Details of Minnesota's duck season will be announced this week, and another 60-day season with a six-bird daily bag limit is a given.

Other regulations are expected to be similar to last year's, and the opener is likely to be Sept. 22 -- like last year, a week earlier than normal.

One change: The bag limit for scaup, now two, might be increased to four, as proposed by the U.S. Fish and Wildlife Service. That wouldn't be a huge factor in Minnesota, where hunters shot just 7,000 scaup (bluebills) last season. The continental population of scaup increased to 5.25 million, the first time since 1991 the species has been above 5 million.

Bag limits for other ducks would be unchanged.

Still undecided, however, is whether the state will utilize a third duck zone it created across the southern third of the state below Hwy. 212. The idea is to extend the season in that zone to give hunters opportunities at late-season ducks. Because the Fish and Wildlife Service allows only a 60-day season here, the DNR would be likely to split that zone, opening it with the rest of the state on Sept. 22, but then closing it for five or 12 days, then reopening it. Or it could simply open the season later in that zone.

Sixty-one percent of more than 2,000 hunters who responded to the online DNR survey last winter favored a third duck zone.

Goose harvest up

Minnesota hunters again killed more Canada geese last fall -- 239,000 -- than any species of duck and a 27 percent increase from 2010. And officials expect excellent goose hunting again this fall. The state's Canada goose population is estimated at 434,000, up from 370,000 last year.

Possession limits

As I reported last week, flyway officials discussed increasing the duck possession limits in Minnesota and across the nation to three times the daily bag limit.

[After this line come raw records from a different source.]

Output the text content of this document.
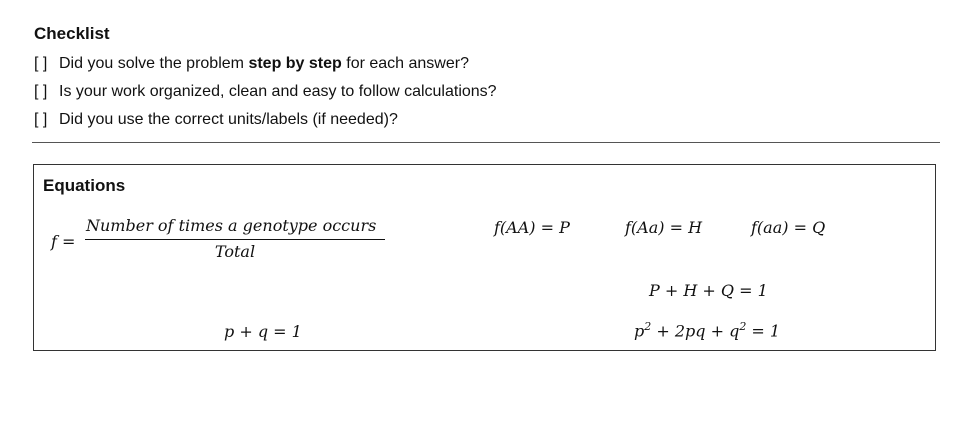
Checklist
[ ] Did you solve the problem step by step for each answer?
[ ] Is your work organized, clean and easy to follow calculations?
[ ] Did you use the correct units/labels (if needed)?
Equations
f =
Number of times a genotype occurs
Total
f(AA) = P	f(Aa) = H	f(aa) = Q
P + H + Q = 1
p + q = 1	$p^2 + 2pq + q^2 = 1$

That won't happen this season, but it could well happen next year.

Currently, the duck possession limit is twice the daily bag limit. With a daily bag limit of six ducks, the change would mean a hunter could have 18 ducks in possession after three days of hunting.

It's also possible the possession limit for doves, another migratory bird, would be increased, to three times the daily limit.

Three of the four flyways recommended the duck possession limit be expanded. The Mississippi Flyway, of which Minnesota is a member, didn't make a recommendation because the issue won't be dealt with until next winter.

"I don't think a change from two to three times the daily bag would have much impact [on duck populations],'' said Steve Cordts, DNR waterfowl specialist. "The average guy [in Minnesota] shoots eight to 10 ducks a year.''

Some hunters are likely to keep more than their possession limit in their freezers, so the change would legalize what has been occurring illegally, he said.

The duck possession limit in Canada now is triple the daily bag limit, and there is talk about eliminating possession limits there, though not this year.

Dove harvest down

This won't be a surprise to Minnesota's mourning dove hunters: Harvest last fall fell by almost half from the previous year. Cold weather drove many doves out of the state by the time the season opened Sept. 1. Hunters bagged just 57,000 doves, compared with 99,000 in 2010.

Youth waterfowl hunt

Youths who want to participate in this year's mentored youth waterfowl hunt have until Aug. 13 to apply. There are 80 openings. The mentored hunt is set for Sept. 8 -- Youth Waterfowl Day. Hunts, which are open to youth ages 12-15 who have earned a firearms safety certificate, will be conducted near Detroit Lakes, Morris, Prior Lake, Windom, Buffalo and Little Falls. See

Fall turkey season

Starting this year, Minnesota turkey hunters may buy a license over the counter to hunt the fall season. No lottery application is necessary. Hunters still must declare a turkey permit area when purchasing a license, and they are restricted to hunting that area. Last year, hunters bought 5,382 fall turkey permits and registered 953 birds. This year's 30-day season is Sept. 29-Oct. 28.

Did you know?

• Hunters have until Aug. 17 to apply for one of 186 permits for the 2012 Minnesota prairie chicken season.

• Women, men and youth who want to learn the basics of deer hunting can attend the DNR's deer day Aug. 12 near Mora. The free program, geared for those who want to learn more about deer hunting, will be hosted by the DNR's Becoming An Outdoors Family Program from 9:30 a.m. until 3 p.m. on the Wilkens Farm near Mora in Kanabec County. Registration is limited. Contact Linda Bylander at 218-833-8628 or at

• In Renville County, a juvenile bald eagle knocked the hard hat off the head of a construction worker and then wouldn't leave.